Die Zerreißprobe misslingt
    Doch am nächsten Morgen wurde alles ganz anders. Als ich aus dem Bett springen wollte, stieß mich der Schmerz in meinen Beinen auf die Matratze zurück. Im ersten Moment dachte ich, die Kinderlähmung hätte mich erwischt, doch dann war es nur ein schrecklicher Muskelkater. Mühsam quälte ich mich die Leiter meines Hochbetts hinab. Marlon erging es nicht anders. Wir mussten uns gegenseitig die Schuhe zubinden. Wir schafften es einfach nicht mehr, mit unseren Händen an unsere eigenen Füße zu kommen. Dann humpelten wir aus dem Haus. Wie gestern wollten wir wieder verschwinden, bevor unser Vater mit Socke vom Spaziergang zurückkam. Doch der war noch da. Er wartete im Garten auf uns und hielt uns Sockes Leine entgegen.
    „Nein, bitte nicht!”, stöhnten wir.
    Unser Vater zuckte überrascht mit den Achseln.
    „Okay”, sagte er und wir atmeten auf, „aber dann bekomm ich den Ball. Das war abgemacht.”
    „Nein, auf gar keinen Fall!”, rief ich. „Den brauchen wir heut. Ganz unbedingt! Willi hat es gesagt.”
    „Gut! Und Socke braucht euch!”, sagte mein Vater und Socke saß Schwanz wedelnd neben ihm, als wollte er unser schreckliches Schicksal versüßen.
    Wir waren stinksauer, denn auf der Wiese am Fluss stürzte sich Socke genau so Schwanz wedelnd auf meinen Ball. Wir konnten einfach nicht spielen und jedes Mal grub Socke seine Zähne tiefer in das Leder hinein. Es war nur eine Frage der Zeit, bis unser letzter Ball ruiniert war. Und bevor das passieren konnte, packte ich Socke und band ihn am nächsten Baum an. Socke jaulte und heulte, doch das war mir jetzt völlig egal. Der Muskelkater in meinen Beinen machte mich schon wütend genug und das Einzige, was ich wollte, war endlich Fußball zu spielen.
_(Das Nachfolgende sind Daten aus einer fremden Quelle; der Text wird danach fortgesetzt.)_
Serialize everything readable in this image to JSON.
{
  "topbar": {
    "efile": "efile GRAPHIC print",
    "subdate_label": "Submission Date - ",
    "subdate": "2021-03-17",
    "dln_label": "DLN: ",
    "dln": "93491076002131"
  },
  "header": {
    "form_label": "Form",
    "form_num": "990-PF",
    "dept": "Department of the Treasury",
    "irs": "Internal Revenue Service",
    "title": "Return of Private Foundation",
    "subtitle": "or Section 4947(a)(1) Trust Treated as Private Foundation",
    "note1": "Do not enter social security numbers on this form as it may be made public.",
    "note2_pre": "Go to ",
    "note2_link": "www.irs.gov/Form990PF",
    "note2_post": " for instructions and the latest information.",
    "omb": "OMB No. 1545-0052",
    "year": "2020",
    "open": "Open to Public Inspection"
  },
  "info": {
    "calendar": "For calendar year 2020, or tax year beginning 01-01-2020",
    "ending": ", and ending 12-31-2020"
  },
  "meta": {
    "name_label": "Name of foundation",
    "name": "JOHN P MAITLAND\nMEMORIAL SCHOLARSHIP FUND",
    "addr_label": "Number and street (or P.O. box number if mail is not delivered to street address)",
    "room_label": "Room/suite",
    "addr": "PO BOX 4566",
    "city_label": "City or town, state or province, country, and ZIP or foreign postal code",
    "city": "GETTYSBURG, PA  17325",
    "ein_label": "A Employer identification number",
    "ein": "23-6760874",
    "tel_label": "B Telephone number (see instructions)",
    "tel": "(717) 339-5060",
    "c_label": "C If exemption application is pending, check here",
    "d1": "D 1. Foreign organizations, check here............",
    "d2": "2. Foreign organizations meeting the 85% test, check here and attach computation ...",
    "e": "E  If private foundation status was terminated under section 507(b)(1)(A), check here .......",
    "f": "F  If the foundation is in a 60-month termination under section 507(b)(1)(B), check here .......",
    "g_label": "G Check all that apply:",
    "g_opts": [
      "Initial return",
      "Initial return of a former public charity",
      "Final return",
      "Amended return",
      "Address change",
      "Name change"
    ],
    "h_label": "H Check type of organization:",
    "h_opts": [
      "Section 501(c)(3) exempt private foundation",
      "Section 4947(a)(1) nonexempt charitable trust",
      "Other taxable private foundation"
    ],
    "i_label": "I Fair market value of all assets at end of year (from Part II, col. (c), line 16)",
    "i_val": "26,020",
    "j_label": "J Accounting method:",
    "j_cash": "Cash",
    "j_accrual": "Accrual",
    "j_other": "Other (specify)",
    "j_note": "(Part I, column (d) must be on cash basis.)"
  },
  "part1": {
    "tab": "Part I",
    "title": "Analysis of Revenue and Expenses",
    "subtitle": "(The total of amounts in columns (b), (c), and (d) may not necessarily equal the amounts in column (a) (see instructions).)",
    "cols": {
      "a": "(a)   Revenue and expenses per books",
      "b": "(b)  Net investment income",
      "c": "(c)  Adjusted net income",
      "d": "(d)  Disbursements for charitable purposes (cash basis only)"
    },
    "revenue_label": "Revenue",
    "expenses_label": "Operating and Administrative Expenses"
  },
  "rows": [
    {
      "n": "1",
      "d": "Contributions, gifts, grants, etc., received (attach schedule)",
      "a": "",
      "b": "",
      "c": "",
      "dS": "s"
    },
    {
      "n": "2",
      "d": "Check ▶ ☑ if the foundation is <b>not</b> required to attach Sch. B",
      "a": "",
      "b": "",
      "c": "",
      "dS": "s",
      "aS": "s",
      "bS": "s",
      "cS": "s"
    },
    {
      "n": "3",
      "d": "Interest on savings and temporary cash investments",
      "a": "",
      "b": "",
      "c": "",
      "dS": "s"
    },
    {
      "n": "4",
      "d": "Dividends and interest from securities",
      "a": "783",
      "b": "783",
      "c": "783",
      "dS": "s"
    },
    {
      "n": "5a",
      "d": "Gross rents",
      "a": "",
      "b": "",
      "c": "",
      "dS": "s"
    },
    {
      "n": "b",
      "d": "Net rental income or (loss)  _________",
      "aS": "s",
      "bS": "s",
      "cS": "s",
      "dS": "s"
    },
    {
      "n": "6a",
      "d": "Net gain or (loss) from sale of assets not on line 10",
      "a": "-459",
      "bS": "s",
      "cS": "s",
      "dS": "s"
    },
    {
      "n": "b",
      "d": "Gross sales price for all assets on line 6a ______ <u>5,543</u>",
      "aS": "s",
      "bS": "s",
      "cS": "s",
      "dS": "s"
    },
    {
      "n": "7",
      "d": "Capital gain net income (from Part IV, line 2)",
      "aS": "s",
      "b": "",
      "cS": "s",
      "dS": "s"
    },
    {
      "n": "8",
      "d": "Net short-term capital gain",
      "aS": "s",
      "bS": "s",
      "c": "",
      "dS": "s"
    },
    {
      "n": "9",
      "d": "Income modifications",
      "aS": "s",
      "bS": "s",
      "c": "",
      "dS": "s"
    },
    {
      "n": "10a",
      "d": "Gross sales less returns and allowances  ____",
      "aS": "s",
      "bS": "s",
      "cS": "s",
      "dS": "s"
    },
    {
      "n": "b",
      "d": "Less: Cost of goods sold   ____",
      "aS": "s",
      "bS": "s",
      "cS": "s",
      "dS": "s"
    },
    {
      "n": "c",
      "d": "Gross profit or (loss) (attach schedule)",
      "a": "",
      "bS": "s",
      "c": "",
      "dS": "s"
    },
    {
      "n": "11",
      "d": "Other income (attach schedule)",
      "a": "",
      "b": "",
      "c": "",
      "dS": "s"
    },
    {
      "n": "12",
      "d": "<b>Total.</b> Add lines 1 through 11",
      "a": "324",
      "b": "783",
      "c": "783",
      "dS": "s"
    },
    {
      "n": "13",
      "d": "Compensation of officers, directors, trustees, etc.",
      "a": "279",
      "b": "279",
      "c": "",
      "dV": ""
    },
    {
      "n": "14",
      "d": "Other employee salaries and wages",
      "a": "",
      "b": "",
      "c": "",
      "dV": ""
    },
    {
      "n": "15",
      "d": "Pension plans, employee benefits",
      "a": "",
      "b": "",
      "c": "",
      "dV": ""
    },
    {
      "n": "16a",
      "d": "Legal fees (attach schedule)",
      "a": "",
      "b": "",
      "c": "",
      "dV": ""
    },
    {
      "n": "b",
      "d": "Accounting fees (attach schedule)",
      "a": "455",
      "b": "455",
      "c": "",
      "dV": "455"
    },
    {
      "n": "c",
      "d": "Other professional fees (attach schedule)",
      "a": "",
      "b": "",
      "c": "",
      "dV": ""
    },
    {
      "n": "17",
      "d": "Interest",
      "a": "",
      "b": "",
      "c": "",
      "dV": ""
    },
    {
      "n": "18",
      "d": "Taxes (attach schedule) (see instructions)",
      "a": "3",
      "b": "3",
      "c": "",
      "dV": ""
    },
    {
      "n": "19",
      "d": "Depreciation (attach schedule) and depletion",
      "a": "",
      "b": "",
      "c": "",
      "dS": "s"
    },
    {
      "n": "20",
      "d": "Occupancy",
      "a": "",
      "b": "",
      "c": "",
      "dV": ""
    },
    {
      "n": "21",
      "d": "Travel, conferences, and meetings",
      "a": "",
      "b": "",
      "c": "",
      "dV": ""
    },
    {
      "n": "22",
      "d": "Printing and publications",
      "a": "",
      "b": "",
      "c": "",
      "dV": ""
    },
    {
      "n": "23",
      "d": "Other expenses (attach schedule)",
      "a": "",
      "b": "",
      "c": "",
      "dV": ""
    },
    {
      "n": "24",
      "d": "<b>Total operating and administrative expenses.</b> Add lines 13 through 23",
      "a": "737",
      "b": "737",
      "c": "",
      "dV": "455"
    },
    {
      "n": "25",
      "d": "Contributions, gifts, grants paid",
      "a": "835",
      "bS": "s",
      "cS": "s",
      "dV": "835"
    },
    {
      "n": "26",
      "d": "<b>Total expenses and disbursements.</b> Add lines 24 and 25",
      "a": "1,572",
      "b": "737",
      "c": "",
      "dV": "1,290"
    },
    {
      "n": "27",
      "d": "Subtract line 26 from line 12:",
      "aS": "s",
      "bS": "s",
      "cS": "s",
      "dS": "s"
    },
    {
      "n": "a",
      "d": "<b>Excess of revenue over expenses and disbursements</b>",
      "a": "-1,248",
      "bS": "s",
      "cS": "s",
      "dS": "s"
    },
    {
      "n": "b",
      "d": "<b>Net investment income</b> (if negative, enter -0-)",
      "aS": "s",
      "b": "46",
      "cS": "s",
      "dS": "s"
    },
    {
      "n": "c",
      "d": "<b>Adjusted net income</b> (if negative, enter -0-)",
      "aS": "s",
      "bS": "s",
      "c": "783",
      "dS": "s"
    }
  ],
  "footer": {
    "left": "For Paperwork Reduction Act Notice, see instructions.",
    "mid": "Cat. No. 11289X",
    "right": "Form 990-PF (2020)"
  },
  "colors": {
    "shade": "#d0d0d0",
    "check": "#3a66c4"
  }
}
Doch kaum hatte ich Socke angebunden, erschien Willi zum Training und nahm mir meinen Ball wieder weg. Er schoss ihn hoch in die Luft zum anderen Ende der Wiese und sagte wie gestern:
    „Den brauchen wir heute noch nicht!”
    Ich war komplett aus dem Häuschen.
    „Wie bitte?”, rief ich. „Du hast es doch gestern gesagt. Du hast gesagt, dass wir heute mit Ball spielen werden. Hab ich nicht Recht?”
    Die anderen nickten. Also hatte ich Recht und Willi hatte gelogen. Ich stürmte los, um, dickköpfig wie ich war, meinen Ball wieder zu holen, doch Willi rief mich zurück.
    „Warte, Leon, einen Moment!”, sagte er. „Ich halte mein Wort. Das hier ist euer Ball.”